Let us who have been blessed with freedom not judge those who lived in fear. And let us not sneer at the lateness of the Prodigal Son's return. As Jesus said:
For the kingdom of Heaven is like a landowner who went out early in the morning to hire men to work in his vineyard. He agreed to pay them a denarius for the day and sent them into the vineyard.
About the third hour he went out and saw others standing in the marketplace and doing nothing. He told them, 'You also go and work in my vineyard, and I will pay you whatever is right.' So they went.
He went out again about the sixth hour and the ninth hour and did the same thing. About the eleventh hour he went out and found still others standing around. He asked them, 'Why have you been standing here all day long doing nothing?'
'Because no one has hired us,' they answered.

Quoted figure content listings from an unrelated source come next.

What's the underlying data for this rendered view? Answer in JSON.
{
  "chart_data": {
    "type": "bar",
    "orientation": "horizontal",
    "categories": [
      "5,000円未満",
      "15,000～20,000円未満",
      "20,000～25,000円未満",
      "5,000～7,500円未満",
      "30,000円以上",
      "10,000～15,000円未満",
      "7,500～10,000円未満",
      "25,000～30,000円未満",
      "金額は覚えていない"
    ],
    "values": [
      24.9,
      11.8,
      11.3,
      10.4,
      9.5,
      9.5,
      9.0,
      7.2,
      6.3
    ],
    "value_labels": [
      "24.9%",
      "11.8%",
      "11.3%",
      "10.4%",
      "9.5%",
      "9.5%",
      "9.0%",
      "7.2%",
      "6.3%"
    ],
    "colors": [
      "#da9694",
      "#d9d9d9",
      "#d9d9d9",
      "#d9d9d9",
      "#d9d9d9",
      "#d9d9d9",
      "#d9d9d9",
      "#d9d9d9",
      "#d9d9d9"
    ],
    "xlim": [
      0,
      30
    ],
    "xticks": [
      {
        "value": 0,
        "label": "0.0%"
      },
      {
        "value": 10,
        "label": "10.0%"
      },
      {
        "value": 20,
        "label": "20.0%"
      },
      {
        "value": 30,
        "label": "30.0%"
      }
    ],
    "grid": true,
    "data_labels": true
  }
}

He said to them, 'You also go and work in my vineyard.'
When evening came, the owner of the vineyard said to his foreman. 'Call the workers and pay them their wages, beginning with the last ones hired and going on to the first.'
The workers who were hired about the eleventh hour each came and received a denarius. So when those came who were hired first, they expected to receive more. But each one of them also received a denarius. When they received it, they began to grumble against the landowner. 'These men who were hired last worked only one hour,' they said, 'and you have made them equal to us who have borne the burden of the work and the heat of the day.'
But he answered one of them, 'Friend, I am not being unfair to you. Didn't you agree to work for a denarius? Take your pay and go. I want to give the man who was hired last the same as I gave you. Don't I have the right to do what I want with my own money? Or are you envious because I am generous?
So the last will be first and the first will be last. (Matthew 20: 1-16)
The eleventh-hour conversion of the Catholic Church to religious freedom is not to be disdained for its lateness, particularly since the Catholic Church today is perhaps the single most powerful force in the world for religious freedom and for freedom generally. In the past three decades, there has been a dramatic swing towards democracy in Catholic countries, and Pope John Paul II, whose visit to Poland in June 1979 sparked the "Solidarity" movement, may be the single person most responsible for bringing down communism in Poland and made the dominoes fall throughout eastern Europe. In doing so, he gave new breathing space to my own church, the Orthodox Church, a legacy of which I have no doubt he was and would continue to be proud, as ought every Catholic with a proper understanding of his, or her, faith.